October 27, 2005 3:50 PM PDT
NASA financial systems under scrutiny
The aerospace agency purchased and implemented systems that "lack basic functionality" when it began its third attempt at modernizing its financial processes in 2000, the Government Accountability Office said in its report (click for PDF).
The systems can't perform crucial tasks needed to improve management of contracts, provide credible cost estimates for programs, and create auditable statements, according to the report.
"The lack of reliable, day-to-day information continues to threaten NASA's ability to manage its programs, oversee its contractors, and effectively allocate its budget across its numerous projects and programs," government auditors wrote.
That also means that NASA isn't complying "substantially" with the Federal Financial Management Improvement Act of 1996, which requires "timely, accurate and useful" reporting of the costs associated with federal agency work, the report said.
NASA is not alone in its lack of progress, the report noted. Only seven government agencies, including the National Science Foundation, the Environmental Protection Agency and the Social Security Administration, are in substantial compliance.
Still, the agency should "not be content with an automated system that helps the agency get a 'clean' audit opinion once a year without providing additional value to the program managers and cost estimators who use its financial data," the auditors wrote.

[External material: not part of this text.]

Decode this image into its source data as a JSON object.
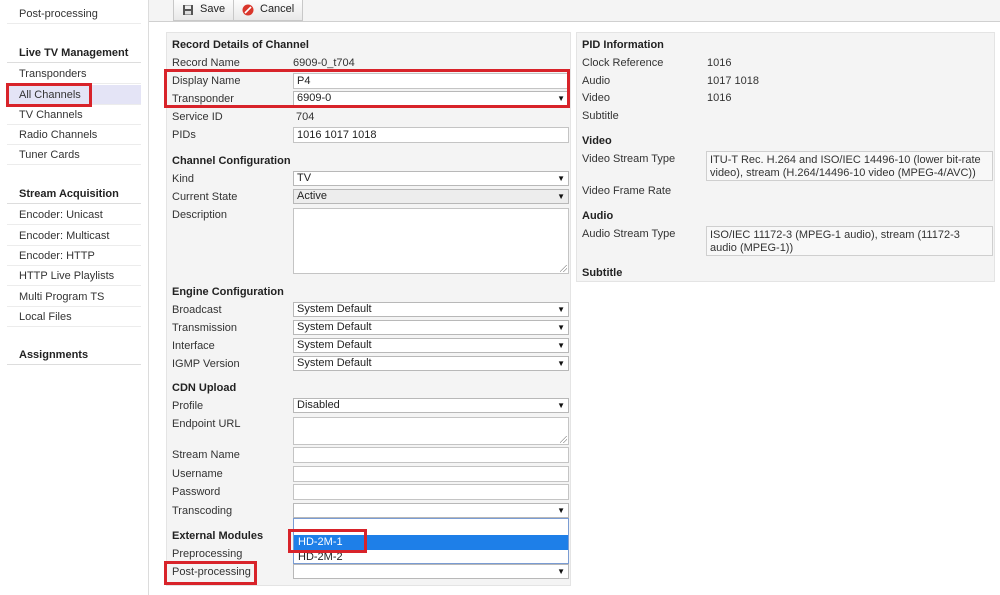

For example, NASA officials took four months to come up with information requested by government auditors--and even then, managed to omit or double count numbers because of the system's core glitches. The system also does not properly classify its employees' travel expenses, leading to significant underreporting in its annual reports to Congress, government auditors said.
In addition to better technology, the agency needs to establish "clear, strong executive leadership" over the systems, the report suggested.
The report was released less than a month after NASA Administrator Michael Griffin deemed the International Space Station and Space Shuttle programs--estimated to have cost at least $250 billion--huge mistakes.